Kesepakatan umat muslimin dalam mempercayai, menerima dan mengamalkan segala ketentuan yang terkandung di dalam hadits telah dilakukan sejak masa Rasulullah, sepeninggalan beliau, masa Khulafa Ar-Rasyidin hingga masa-masa selanjutnya dan tidak ada yang mengingkarinya, banyak di antara mereka yang tidak hanya memahami dan mengamalkan isi kandungannya, tetapi menyebarluaskan kepada generasi-generasi selanjutnya.
Banyak peristiwa menunjukkan adanya kesepakatan menggunakan hadits sebagai sumber hukum Islam, antara lain dalam peristiwa di bawah ini :
Ketika Abu Bakar menjadi Khalifah, ia berkata, “Saya tidak meninggalkan sedikitpun sesuatu yang diamalkan oleh rasulullah, sesungguhnya saya takut tersesat bila meninggalkannya.”
Saat Umar berada di depan Hajar Aswad ia berkata, “saya tahu bahwa engkau adalah batu. Seandainya saya tidak melihat Rasulullah menciummu, saya tidak akan menciummu.”
Pernah ditanyakan kepada Abdullah bin Umar tentang ketentuan shalat safar dalam Al-Quran. Ibnu Umar menjawab, “allah SWT telah mengutus Nabi Muhammad SAW kepada kita dan kita tidak mengetahui sesuatu. Maka sesungguhnya kami berbuat sebagaimana kami melihat Rasulullah berbuat.”
diceritakan dari Sa’ad bin Musayyab bahwa Usman bin Affan berkata, “saya duduk sebagaimana duduknya Rasulullah Saw, saya makan sebagimana makannya Rasulullah, dan saya akan shalat sebagaimana shalatnya Rasulullah SAW.”
Maka banyak lagi contoh-contoh yang menunjukkan bahwa apa yang diperintahkan, dilakukan, dan diserukan oleh Rasulullah SAW, selalu diikuti oleh umatnya, dan apa yang dilarang selalu ditinggalkan oleh mereka.

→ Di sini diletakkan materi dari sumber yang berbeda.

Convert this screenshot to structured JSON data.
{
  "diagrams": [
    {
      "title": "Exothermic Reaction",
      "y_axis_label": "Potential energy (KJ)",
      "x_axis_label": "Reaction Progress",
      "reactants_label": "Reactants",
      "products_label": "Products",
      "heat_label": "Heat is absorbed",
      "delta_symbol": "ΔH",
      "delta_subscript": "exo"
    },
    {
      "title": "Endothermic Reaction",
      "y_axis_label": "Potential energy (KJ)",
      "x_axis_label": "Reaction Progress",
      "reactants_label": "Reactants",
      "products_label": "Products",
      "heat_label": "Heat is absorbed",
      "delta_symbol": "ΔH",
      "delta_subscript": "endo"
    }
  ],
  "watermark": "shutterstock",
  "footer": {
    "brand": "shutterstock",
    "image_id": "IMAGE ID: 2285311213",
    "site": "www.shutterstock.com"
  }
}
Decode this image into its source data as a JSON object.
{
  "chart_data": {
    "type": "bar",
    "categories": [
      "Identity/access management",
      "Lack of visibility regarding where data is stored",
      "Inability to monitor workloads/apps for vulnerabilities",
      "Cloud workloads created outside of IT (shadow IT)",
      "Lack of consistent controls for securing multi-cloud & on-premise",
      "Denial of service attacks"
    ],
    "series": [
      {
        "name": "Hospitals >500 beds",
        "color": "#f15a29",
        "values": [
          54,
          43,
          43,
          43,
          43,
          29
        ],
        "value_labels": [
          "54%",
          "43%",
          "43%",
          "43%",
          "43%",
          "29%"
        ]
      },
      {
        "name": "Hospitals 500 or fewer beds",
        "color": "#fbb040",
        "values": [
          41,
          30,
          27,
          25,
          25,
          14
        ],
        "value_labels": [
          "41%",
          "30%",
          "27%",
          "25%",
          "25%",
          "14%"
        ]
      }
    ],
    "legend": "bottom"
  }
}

D. Sesuai Dengan Petunjuk Akal (Ijtihad)
Kerasulan NAbi Muhammad SAW telah diakui dan dibenarkan oleh umat Islam. Di dalam mengemban misinya itu kadangkala beliau menyampaikan apa yang diterimanay dari Allah SWT, baik isi maupun formulasinya dan kadangkala atas inisiatif sendiri dengan bimbingan wahyu dari Tuhan. Namun juga, tidak jarang beliau menawarkan hasil ijtihad semata-mata mengenai suatu masalah yang tidak dibimbing oleh wahyu. Hasil ijtihad beliau ini tetap berlaku sampai ada nash yang menasakhkan.
Bila kerasulan Muhammad SAW telah diakui dan dibenarkan, maka sudah selayaknya apabila segala peraturan dan eprundang-undangan serta inisiatif beliau, baik yang beliau ciptakan atas bimbingan wahyu atau hasil ijtihad semata ditempatkan sebagai sumber hukum dan pedoman hidup. Di samping itu, secara logika kepercayaan kepada Muhammad SAW sebagai Rasul mengharuskan umatnya menaati dan mengamalkan segala ketentuan yang beliau sampaikan.
Dari uraian di atas dapat diketahui bahwa hadits merupakan salah satu sumber hukum dan sumber ajaran Islam yang menduduki urutan kedua setelah Al-Quran. Sedangkan bila dilihat dari segi kehujjahan, hadits melahirkankan hukum zhanni, kecuali hadits yang mutawatir.